Nesse cenário parece quase ingênuo lembrar que o artigo 227 da Constituição garante prioridade absoluta à infância, ou que o ECA é mundialmente reconhecido como uma das legislações mais protetivas a crianças.
Em momentos como esse, ficam apenas inquietações: Leis para que? Leis para quem? Leis são capazes de segurar o gatilho voltado à cabeça de uma criança? Leis são capazes de mudar o final da história de Waldik, Ítalo e de tantas outras crianças?
Tais casos nos fazem desanimar por alguns instantes, mas o fato é que continuaremos insistindo: crianças têm de estar em primeiro lugar na preocupação de todas e todos. E se leis apenas não bastam, precisamos de mais.

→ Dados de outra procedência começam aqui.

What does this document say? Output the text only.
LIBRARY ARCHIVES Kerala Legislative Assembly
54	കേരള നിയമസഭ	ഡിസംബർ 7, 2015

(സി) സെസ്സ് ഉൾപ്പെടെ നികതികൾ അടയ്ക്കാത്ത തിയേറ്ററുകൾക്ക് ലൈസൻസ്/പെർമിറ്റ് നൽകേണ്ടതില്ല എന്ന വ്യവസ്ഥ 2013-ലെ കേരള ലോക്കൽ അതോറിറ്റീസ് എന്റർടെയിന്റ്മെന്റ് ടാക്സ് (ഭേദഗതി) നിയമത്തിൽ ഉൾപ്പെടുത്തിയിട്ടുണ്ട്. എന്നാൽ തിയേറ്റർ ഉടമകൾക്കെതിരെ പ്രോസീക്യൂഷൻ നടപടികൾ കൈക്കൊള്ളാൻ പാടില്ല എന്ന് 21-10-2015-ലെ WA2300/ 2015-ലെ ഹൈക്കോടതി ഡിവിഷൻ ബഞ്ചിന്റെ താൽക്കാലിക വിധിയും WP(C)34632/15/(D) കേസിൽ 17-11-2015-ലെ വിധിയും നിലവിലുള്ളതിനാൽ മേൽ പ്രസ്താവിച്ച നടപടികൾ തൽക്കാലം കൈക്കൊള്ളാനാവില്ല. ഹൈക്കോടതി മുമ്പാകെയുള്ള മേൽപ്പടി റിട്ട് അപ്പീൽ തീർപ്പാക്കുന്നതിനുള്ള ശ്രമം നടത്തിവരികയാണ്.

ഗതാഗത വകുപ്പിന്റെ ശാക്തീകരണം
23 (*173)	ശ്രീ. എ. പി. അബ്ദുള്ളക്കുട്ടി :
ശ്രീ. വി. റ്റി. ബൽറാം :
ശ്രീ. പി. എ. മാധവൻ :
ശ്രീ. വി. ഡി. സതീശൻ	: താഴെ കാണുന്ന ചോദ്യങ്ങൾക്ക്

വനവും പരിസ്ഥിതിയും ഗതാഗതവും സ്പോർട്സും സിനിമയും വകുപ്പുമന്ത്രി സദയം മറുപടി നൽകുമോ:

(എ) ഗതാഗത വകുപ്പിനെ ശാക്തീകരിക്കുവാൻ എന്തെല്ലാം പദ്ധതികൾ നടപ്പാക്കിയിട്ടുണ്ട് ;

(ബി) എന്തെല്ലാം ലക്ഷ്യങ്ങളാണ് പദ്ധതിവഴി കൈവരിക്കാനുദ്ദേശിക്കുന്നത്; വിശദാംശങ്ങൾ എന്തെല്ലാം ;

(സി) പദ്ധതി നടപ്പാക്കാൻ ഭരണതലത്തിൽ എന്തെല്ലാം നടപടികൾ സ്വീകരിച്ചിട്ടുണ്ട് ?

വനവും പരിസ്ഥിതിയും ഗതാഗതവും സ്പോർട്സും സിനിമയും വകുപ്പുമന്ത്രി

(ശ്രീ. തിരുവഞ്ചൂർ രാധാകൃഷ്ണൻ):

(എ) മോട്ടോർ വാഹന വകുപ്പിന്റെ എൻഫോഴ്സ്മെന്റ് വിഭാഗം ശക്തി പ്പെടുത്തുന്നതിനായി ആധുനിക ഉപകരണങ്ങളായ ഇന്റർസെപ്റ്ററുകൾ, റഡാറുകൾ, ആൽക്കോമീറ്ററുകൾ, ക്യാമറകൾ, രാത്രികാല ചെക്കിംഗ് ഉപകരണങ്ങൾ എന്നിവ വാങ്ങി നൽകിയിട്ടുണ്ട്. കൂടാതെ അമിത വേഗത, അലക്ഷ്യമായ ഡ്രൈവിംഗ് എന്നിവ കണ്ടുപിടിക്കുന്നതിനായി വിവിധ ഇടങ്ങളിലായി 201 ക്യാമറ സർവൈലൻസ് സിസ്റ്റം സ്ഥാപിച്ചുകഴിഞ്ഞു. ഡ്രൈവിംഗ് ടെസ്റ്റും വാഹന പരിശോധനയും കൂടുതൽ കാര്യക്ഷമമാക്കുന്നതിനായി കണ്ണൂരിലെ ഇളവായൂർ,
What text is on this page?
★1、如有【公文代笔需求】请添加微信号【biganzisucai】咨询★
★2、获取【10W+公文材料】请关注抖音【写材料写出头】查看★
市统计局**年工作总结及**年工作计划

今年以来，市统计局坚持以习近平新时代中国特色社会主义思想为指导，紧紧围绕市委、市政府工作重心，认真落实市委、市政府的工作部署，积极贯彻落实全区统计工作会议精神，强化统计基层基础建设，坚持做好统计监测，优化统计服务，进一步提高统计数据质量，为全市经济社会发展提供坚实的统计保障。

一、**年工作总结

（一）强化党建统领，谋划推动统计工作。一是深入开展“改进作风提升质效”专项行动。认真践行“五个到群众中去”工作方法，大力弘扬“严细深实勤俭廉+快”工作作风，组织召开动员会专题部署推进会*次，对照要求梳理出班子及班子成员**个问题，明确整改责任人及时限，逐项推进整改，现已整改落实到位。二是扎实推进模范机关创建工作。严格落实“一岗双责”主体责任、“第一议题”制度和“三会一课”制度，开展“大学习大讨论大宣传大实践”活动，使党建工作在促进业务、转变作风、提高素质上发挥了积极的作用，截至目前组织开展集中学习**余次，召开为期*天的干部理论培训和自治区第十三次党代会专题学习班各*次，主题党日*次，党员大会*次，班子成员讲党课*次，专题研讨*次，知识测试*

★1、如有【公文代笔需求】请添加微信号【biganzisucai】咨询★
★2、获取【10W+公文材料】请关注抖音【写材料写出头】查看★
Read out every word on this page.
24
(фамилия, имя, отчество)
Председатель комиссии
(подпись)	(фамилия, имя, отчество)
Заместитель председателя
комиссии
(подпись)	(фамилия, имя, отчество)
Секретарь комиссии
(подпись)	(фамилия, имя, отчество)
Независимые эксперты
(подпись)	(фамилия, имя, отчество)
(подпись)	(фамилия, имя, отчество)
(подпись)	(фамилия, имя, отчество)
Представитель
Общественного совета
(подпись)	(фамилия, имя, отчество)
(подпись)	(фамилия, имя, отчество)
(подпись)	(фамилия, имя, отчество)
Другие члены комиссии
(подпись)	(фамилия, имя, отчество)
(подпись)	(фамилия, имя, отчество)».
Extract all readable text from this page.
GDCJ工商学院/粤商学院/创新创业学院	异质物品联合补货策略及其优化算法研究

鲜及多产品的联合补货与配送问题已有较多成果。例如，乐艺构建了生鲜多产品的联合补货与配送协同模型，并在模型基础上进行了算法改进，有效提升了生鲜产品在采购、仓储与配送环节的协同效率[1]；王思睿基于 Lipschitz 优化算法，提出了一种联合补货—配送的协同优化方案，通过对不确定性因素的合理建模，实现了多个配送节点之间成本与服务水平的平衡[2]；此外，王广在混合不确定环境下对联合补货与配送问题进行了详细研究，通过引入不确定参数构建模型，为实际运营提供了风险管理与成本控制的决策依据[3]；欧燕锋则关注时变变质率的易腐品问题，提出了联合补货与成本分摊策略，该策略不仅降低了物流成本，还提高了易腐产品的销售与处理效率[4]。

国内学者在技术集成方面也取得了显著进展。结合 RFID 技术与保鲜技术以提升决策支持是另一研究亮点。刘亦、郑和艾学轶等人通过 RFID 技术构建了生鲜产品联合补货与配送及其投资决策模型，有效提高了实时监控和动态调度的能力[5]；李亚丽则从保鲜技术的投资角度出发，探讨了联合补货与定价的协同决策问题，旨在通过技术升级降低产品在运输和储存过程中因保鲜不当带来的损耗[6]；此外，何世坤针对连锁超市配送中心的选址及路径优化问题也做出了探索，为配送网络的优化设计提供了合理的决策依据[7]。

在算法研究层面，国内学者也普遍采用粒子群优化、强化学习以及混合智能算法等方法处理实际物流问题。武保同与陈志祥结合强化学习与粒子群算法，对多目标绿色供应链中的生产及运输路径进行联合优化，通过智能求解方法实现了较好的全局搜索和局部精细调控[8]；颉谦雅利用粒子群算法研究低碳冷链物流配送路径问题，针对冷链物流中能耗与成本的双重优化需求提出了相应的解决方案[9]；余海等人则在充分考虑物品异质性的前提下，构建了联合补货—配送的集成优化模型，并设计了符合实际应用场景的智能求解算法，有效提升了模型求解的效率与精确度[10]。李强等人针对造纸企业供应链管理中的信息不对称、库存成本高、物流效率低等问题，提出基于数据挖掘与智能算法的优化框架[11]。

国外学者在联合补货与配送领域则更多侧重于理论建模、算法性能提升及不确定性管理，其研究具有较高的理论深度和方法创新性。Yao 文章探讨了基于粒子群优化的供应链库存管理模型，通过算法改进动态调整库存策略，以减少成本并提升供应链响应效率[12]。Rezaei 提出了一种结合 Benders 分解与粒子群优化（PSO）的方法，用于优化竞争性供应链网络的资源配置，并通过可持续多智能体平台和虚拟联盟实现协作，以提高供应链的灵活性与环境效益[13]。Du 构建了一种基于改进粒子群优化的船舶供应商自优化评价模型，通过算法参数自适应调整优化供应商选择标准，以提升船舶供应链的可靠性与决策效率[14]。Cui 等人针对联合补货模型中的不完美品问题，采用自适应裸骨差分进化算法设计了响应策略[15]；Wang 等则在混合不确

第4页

Precisamos parar de fechar os olhos para a morte brutal de crianças. Precisamos frear a onda de retrocessos que assola o país. Precisamos cobrar o Estado para que orçamento e políticas públicas assegurem os direitos da infância. Precisamos dar efetividade às tantas leis que já existem. Em verdade, é preciso a mobilização de toda a sociedade na luta para que crianças sejam, verdadeiramente, prioridade absoluta.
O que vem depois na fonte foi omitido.